В госпитале Антанты №7 ад стоял не метафорический. Воздух гудел от стонов, криков бредящих, шипения паяльных ламп, которыми прижигали раны от кислотных слизней, и постоянного, назойливого хлюпанья. Это хлюпали «Бледные Легионы».
Ойин Адебайо стояла у длинного стола, больше похожего на скотобойню. На нем лежал «легионер» – солдат, обработанный сывороткой дарвинистов после тяжелого ранения. Его тело было серым, восковым, швы на животе сочились не кровью, а мутноватой лимфой. Хирург-дарвинист, доктор Феллоуз, в респираторе и прорезиненном фартуке, ловко вскрывал черепную коробку, поправляя имплантированную грибницу – контрольный узел, связывающий зомби с оператором. Запах – сладковато-гнилостный, с оттенком формалина и земли – ударил Ойин в нос, заставив сглотнуть тошноту.
«Сестра Адебайо! Поддержите голову!» – скомандовал Феллоуз. Ойин механически выполнила. Ее пальцы коснулись холодной, неестественно гладкой кожи солдата. И тут же – волна. Не боль, не страх. Пустота. Глухая, бездонная тишина, прерываемая лишь слабыми, механическими импульсами от грибницы: «Вперед. Стрелять. Не чувствовать.» Это было хуже крика. Это было отсутствие души. Ойин отвела руку, чувствуя, как по спине бегут мурашки.

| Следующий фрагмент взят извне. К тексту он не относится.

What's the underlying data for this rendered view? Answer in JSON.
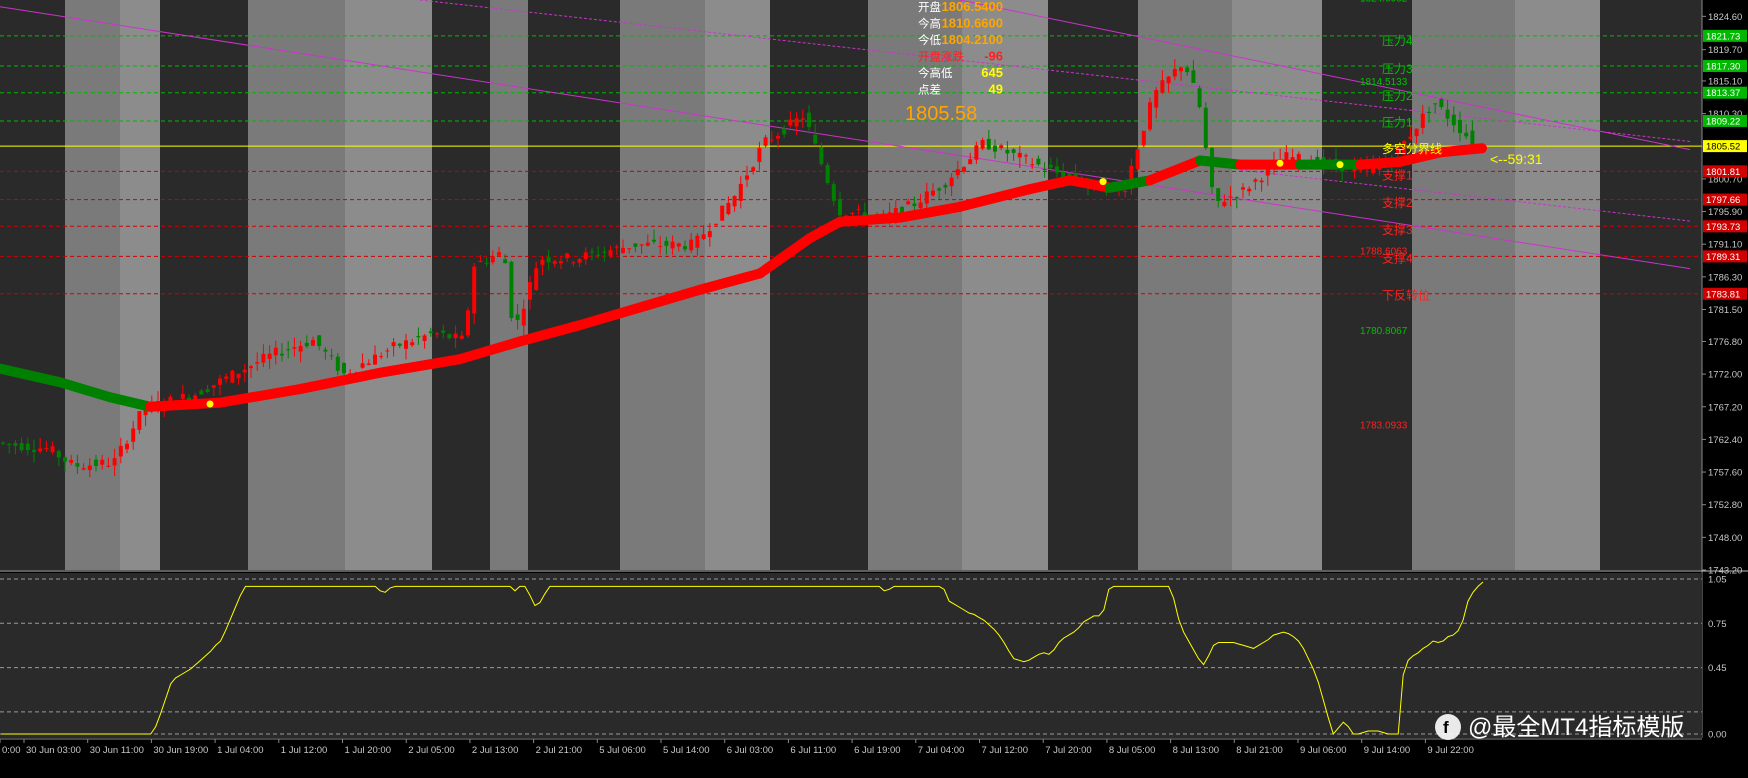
{
  "chart_data": [
    {
      "type": "candlestick",
      "ylim": [
        1743.2,
        1827.0
      ],
      "y_ticks": [
        "1824.60",
        "1819.70",
        "1815.10",
        "1810.30",
        "1805.40",
        "1800.70",
        "1795.90",
        "1791.10",
        "1786.30",
        "1781.50",
        "1776.80",
        "1772.00",
        "1767.20",
        "1762.40",
        "1757.60",
        "1752.80",
        "1748.00",
        "1743.20"
      ],
      "x_ticks": [
        "0:00",
        "30 Jun 03:00",
        "30 Jun 11:00",
        "30 Jun 19:00",
        "1 Jul 04:00",
        "1 Jul 12:00",
        "1 Jul 20:00",
        "2 Jul 05:00",
        "2 Jul 13:00",
        "2 Jul 21:00",
        "5 Jul 06:00",
        "5 Jul 14:00",
        "6 Jul 03:00",
        "6 Jul 11:00",
        "6 Jul 19:00",
        "7 Jul 04:00",
        "7 Jul 12:00",
        "7 Jul 20:00",
        "8 Jul 05:00",
        "8 Jul 13:00",
        "8 Jul 21:00",
        "9 Jul 06:00",
        "9 Jul 14:00",
        "9 Jul 22:00"
      ],
      "current_price": "1805.52",
      "current_price_big": "1805.58",
      "countdown": "<--59:31",
      "price_tags": [
        {
          "value": "1821.73",
          "price": 1821.73,
          "color": "#00b800"
        },
        {
          "value": "1817.30",
          "price": 1817.3,
          "color": "#00b800"
        },
        {
          "value": "1813.37",
          "price": 1813.37,
          "color": "#00b800"
        },
        {
          "value": "1809.22",
          "price": 1809.22,
          "color": "#00b800"
        },
        {
          "value": "1801.81",
          "price": 1801.81,
          "color": "#d00000"
        },
        {
          "value": "1797.66",
          "price": 1797.66,
          "color": "#d00000"
        },
        {
          "value": "1793.73",
          "price": 1793.73,
          "color": "#d00000"
        },
        {
          "value": "1789.31",
          "price": 1789.31,
          "color": "#d00000"
        },
        {
          "value": "1783.81",
          "price": 1783.81,
          "color": "#d00000"
        }
      ],
      "level_labels": [
        {
          "text": "压力4",
          "price": 1820.4,
          "color": "#00c000"
        },
        {
          "text": "压力3",
          "price": 1816.3,
          "color": "#00c000"
        },
        {
          "text": "压力2",
          "price": 1812.3,
          "color": "#00c000"
        },
        {
          "text": "压力1",
          "price": 1808.4,
          "color": "#00c000"
        },
        {
          "text": "多空分界线",
          "price": 1804.5,
          "color": "#ffff00"
        },
        {
          "text": "支撑1",
          "price": 1800.6,
          "color": "#ff2020"
        },
        {
          "text": "支撑2",
          "price": 1796.6,
          "color": "#ff2020"
        },
        {
          "text": "支撑3",
          "price": 1792.6,
          "color": "#ff2020"
        },
        {
          "text": "支撑4",
          "price": 1788.4,
          "color": "#ff2020"
        },
        {
          "text": "下反转位",
          "price": 1783.0,
          "color": "#ff2020"
        }
      ],
      "side_values": [
        {
          "text": "1824.6062",
          "price": 1826.8,
          "color": "#00c000"
        },
        {
          "text": "1814.5133",
          "price": 1814.5,
          "color": "#00c000"
        },
        {
          "text": "1788.6063",
          "price": 1789.6,
          "color": "#ff2020"
        },
        {
          "text": "1780.8067",
          "price": 1777.9,
          "color": "#00c000"
        },
        {
          "text": "1783.0933",
          "price": 1764.0,
          "color": "#ff2020"
        }
      ],
      "info_panel": [
        {
          "label": "开盘",
          "value": "1806.5400",
          "label_color": "#ffffff",
          "value_color": "#ffa500"
        },
        {
          "label": "今高",
          "value": "1810.6600",
          "label_color": "#ffffff",
          "value_color": "#ffa500"
        },
        {
          "label": "今低",
          "value": "1804.2100",
          "label_color": "#ffffff",
          "value_color": "#ffa500"
        },
        {
          "label": "开盘涨跌",
          "value": "-96",
          "label_color": "#ff2020",
          "value_color": "#ff2020"
        },
        {
          "label": "今高低",
          "value": "645",
          "label_color": "#ffffff",
          "value_color": "#ffff00"
        },
        {
          "label": "点差",
          "value": "49",
          "label_color": "#ffffff",
          "value_color": "#ffff00"
        }
      ],
      "colors": {
        "up": "#ff0000",
        "down": "#008000",
        "trend_up": "#ff0000",
        "trend_down": "#008000",
        "channel": "#cc33cc",
        "current": "#ffff00",
        "band_light": "#7a7a7a",
        "band_dark": "#2a2a2a"
      },
      "candles": []
    },
    {
      "type": "line",
      "ylim": [
        0.0,
        1.05
      ],
      "y_ticks": [
        "1.05",
        "0.75",
        "0.45",
        "0.00"
      ],
      "series": [
        {
          "color": "#ffff00",
          "values": [
            0.0,
            0.0,
            0.0,
            0.0,
            0.0,
            0.0,
            0.0,
            0.0,
            0.0,
            0.0,
            0.0,
            0.0,
            0.0,
            0.0,
            0.0,
            0.0,
            0.0,
            0.0,
            0.0,
            0.0,
            0.0,
            0.0,
            0.0,
            0.0,
            0.0,
            0.0,
            0.0,
            0.0,
            0.0,
            0.0,
            0.0,
            0.05,
            0.14,
            0.24,
            0.34,
            0.38,
            0.4,
            0.42,
            0.44,
            0.47,
            0.5,
            0.53,
            0.56,
            0.6,
            0.63,
            0.7,
            0.78,
            0.86,
            0.94,
            1.0,
            1.0,
            1.0,
            1.0,
            1.0,
            1.0,
            1.0,
            1.0,
            1.0,
            1.0,
            1.0,
            1.0,
            1.0,
            1.0,
            1.0,
            1.0,
            1.0,
            1.0,
            1.0,
            1.0,
            1.0,
            1.0,
            1.0,
            1.0,
            1.0,
            1.0,
            1.0,
            0.97,
            0.96,
            0.99,
            1.0,
            1.0,
            1.0,
            1.0,
            1.0,
            1.0,
            1.0,
            1.0,
            1.0,
            1.0,
            1.0,
            1.0,
            1.0,
            1.0,
            1.0,
            1.0,
            1.0,
            1.0,
            1.0,
            1.0,
            1.0,
            1.0,
            1.0,
            1.0,
            0.97,
            1.0,
            1.0,
            0.94,
            0.87,
            0.89,
            0.95,
            1.0,
            1.0,
            1.0,
            1.0,
            1.0,
            1.0,
            1.0,
            1.0,
            1.0,
            1.0,
            1.0,
            1.0,
            1.0,
            1.0,
            1.0,
            1.0,
            1.0,
            1.0,
            1.0,
            1.0,
            1.0,
            1.0,
            1.0,
            1.0,
            1.0,
            1.0,
            1.0,
            1.0,
            1.0,
            1.0,
            1.0,
            1.0,
            1.0,
            1.0,
            1.0,
            1.0,
            1.0,
            1.0,
            1.0,
            1.0,
            1.0,
            1.0,
            1.0,
            1.0,
            1.0,
            1.0,
            1.0,
            1.0,
            1.0,
            1.0,
            1.0,
            1.0,
            1.0,
            1.0,
            1.0,
            1.0,
            1.0,
            1.0,
            1.0,
            1.0,
            1.0,
            1.0,
            1.0,
            1.0,
            1.0,
            1.0,
            1.0,
            0.97,
            0.98,
            1.0,
            1.0,
            1.0,
            1.0,
            1.0,
            1.0,
            1.0,
            1.0,
            1.0,
            1.0,
            0.98,
            0.9,
            0.88,
            0.86,
            0.84,
            0.82,
            0.81,
            0.79,
            0.77,
            0.74,
            0.71,
            0.67,
            0.62,
            0.56,
            0.51,
            0.5,
            0.49,
            0.5,
            0.52,
            0.54,
            0.55,
            0.54,
            0.57,
            0.62,
            0.65,
            0.67,
            0.69,
            0.72,
            0.76,
            0.78,
            0.8,
            0.8,
            0.84,
            0.98,
            1.0,
            1.0,
            1.0,
            1.0,
            1.0,
            1.0,
            1.0,
            1.0,
            1.0,
            1.0,
            1.0,
            1.0,
            0.92,
            0.78,
            0.69,
            0.63,
            0.57,
            0.51,
            0.47,
            0.53,
            0.6,
            0.62,
            0.62,
            0.62,
            0.62,
            0.61,
            0.6,
            0.59,
            0.58,
            0.6,
            0.62,
            0.64,
            0.67,
            0.68,
            0.69,
            0.68,
            0.66,
            0.63,
            0.58,
            0.51,
            0.44,
            0.35,
            0.23,
            0.11,
            0.0,
            0.04,
            0.08,
            0.05,
            0.0,
            0.0,
            0.01,
            0.02,
            0.02,
            0.02,
            0.01,
            0.0,
            0.0,
            0.0,
            0.4,
            0.5,
            0.53,
            0.55,
            0.58,
            0.6,
            0.63,
            0.62,
            0.63,
            0.66,
            0.67,
            0.7,
            0.77,
            0.9,
            0.96,
            1.0,
            1.03
          ]
        }
      ]
    }
  ],
  "watermark": {
    "text": "@最全MT4指标模版",
    "icon": "brand-logo-icon"
  }
}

«Удивительная технология, не правда ли? – Феллоуз самодовольно ткнул пинцетом в серую массу грибницы. – Воскрешенная плоть, послушная воле Империи. Экономия ресурсов!»
«Они… ничего не чувствуют?» – тихо спросила Ойин, глядя на пустые глаза солдата.

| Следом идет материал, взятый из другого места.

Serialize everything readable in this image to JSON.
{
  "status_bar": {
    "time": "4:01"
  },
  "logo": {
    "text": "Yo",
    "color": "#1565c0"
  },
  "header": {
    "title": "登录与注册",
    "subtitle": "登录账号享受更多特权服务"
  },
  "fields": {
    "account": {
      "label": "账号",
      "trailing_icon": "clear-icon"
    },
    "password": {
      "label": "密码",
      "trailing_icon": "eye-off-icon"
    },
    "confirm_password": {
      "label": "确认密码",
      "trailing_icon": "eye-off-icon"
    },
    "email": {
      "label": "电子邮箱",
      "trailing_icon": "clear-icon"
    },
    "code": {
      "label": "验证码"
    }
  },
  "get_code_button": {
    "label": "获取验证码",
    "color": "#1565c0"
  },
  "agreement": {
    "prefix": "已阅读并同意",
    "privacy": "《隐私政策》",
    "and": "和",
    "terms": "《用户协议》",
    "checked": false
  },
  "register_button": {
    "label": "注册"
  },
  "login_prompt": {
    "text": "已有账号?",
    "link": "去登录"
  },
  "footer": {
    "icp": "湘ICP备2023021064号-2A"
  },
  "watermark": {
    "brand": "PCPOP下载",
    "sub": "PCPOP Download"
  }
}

«Чувствуют приказы, сестра! – фыркнул хирург. – И этого достаточно. Теперь он – эффективная боевая единица, а не обуза. Принесите раствор Б-7, промыть полость».

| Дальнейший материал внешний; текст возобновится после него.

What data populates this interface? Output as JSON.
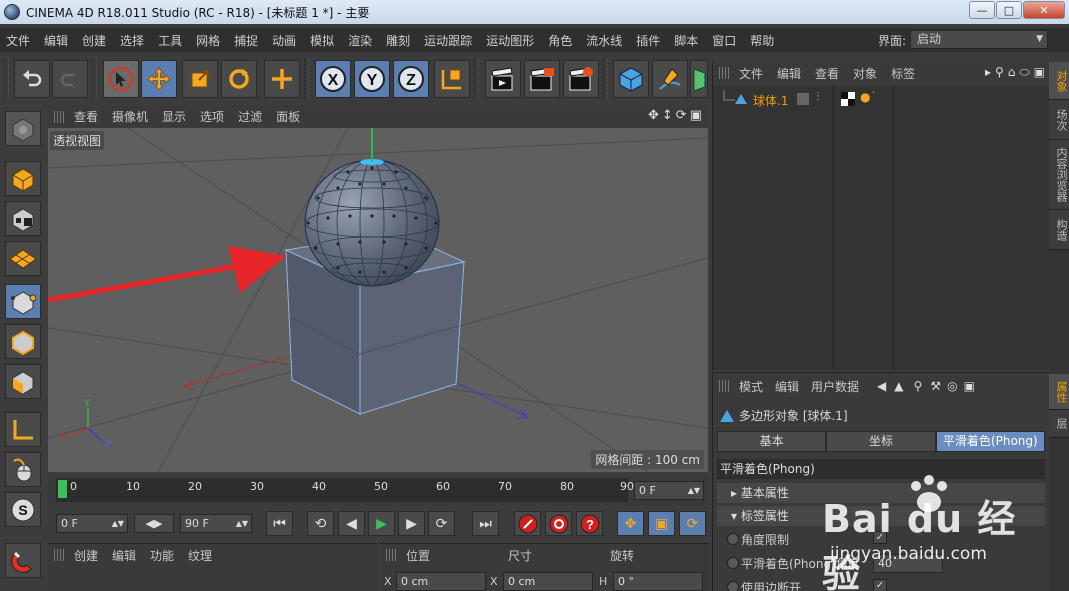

Ойин отвернулась, делая вид, что ищет флакон. Ей было плохо. Не только от ужаса процедуры. От часовни. От того незнакомца в тумане. Его чистый, невоенный ужас резал ее душу острее скальпеля. Он видел Пустоту. Как я. Это знание звало обратно, на нейтралку, сквозь дождь и смерть.
Эрнст проснулся от острого, звериного рычания. Он вжался в мусор, затаив дыхание. В проеме разрушенной стены, ощетинившись, стоял генмод. Медведь. Огромный, покрытый шрамами, с неестественно длинными клыками, торчащими из пасти. Один глаз был мутно-белым, слепым. Второй – дикий, безумный – смотрел прямо на него. Слюна капала на обломки. Эрнст знал этих тварей – «берсеркеры». Их бросали в рукопашную, они рвали кланкеров как консервные банки. Пистолет Вебера валялся в двух шагах. Бесполезно. Пуля лишь разозлит зверя.